Hemos afirmado que la defensa del interés general no es un monopolio del Estado, aunque caracterice de forma singular la actuación del poder público, sino que es un esfuerzo compartido del Estado y del mercado, de la sociedad y de la Administración. La irrupción de novedades institucionales, que en ocasiones no consisten más que en trasplantar al derecho privado técnicas de supervisión y control nacidas en el campo del derecho público, como la gobernanza corporativa, el control del cumplimiento normativo, la regulación de la prevención del blanqueo de capitales o de la lucha contra el terrorismo, la transparencia o la responsabilidad social corporativa, ratifican que la regulación económica es un terreno compartido y que es necesaria la colaboración entre lo público y lo privado.

Importa decir, para terminar este epígrafe, que, para superar las crisis de nuestro tiempo a las que nos referíamos al principio de este capítulo, nadie duda que es imprescindible recuperar una ética social, pública y privada, deteriorada por los excesos que caracterizaron los momentos álgidos de la globalización económica. El asunto de la ética o de los valores es más propio de campos distintos al que ahora nos ocupa, sobre todo de la filosofía, de la cultura y de la educación, pero la regulación económica no puede perderlo de vista, si quiere cumplir correctamente su función. La defensa de la ética allí donde esta pueda hallarse amenazada o perdida es también un objetivo regulatorio. Una regulación económica que no esté orientada a la integridad sería incoherente y está destinada además al fracaso.

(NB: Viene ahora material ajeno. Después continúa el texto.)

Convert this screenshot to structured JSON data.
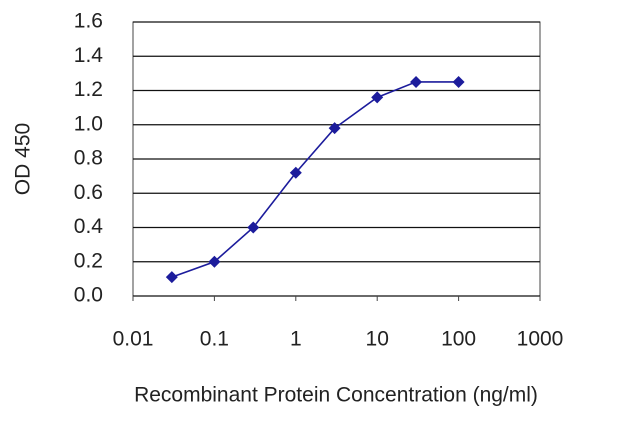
{
  "chart_data": {
    "type": "line",
    "x_label": "Recombinant Protein Concentration (ng/ml)",
    "y_label": "OD 450",
    "x": [
      0.03,
      0.1,
      0.3,
      1,
      3,
      10,
      30,
      100
    ],
    "series": [
      {
        "color": "#1c1c9c",
        "values": [
          0.11,
          0.2,
          0.4,
          0.72,
          0.98,
          1.16,
          1.25,
          1.25
        ]
      }
    ],
    "xscale": "log",
    "xlim": [
      0.01,
      1000
    ],
    "xticks": [
      0.01,
      0.1,
      1,
      10,
      100,
      1000
    ],
    "ylim": [
      0,
      1.6
    ],
    "yticks": [
      {
        "value": 0,
        "label": "0.0"
      },
      0.2,
      0.4,
      0.6,
      0.8,
      {
        "value": 1,
        "label": "1.0"
      },
      1.2,
      1.4,
      1.6
    ],
    "grid": true
  }
}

Cumplir las normas siempre ha sido, y debe seguir siendo, una señal de probidad, honorabilidad y reputación, personal, administrativa o comercial. No puede ser lo mismo delinquir que cumplir la ley, no lo es; no es lo mismo comprometerse con el interés general que perturbar la convivencia al servicio de tal o cual interés particular; no es lo mismo dedicarse al narcotráfico que al esfuerzo empresarial por innovar; no es lo mismo querer aniquilar el espíritu humano en un Gulag que ayudar a los enfermos y a los débiles, no es lo mismo trabajar para defender la libertad que trabajar para destruirla. Ni siquiera desde la perspectiva del “hombre malo” (the bad man), que usa Oliver Wendell Holmes Jr.16 para, entre otras cosas, iluminar la diferencia entre moral y Derecho. La ejemplaridad sigue teniendo un formidable valor.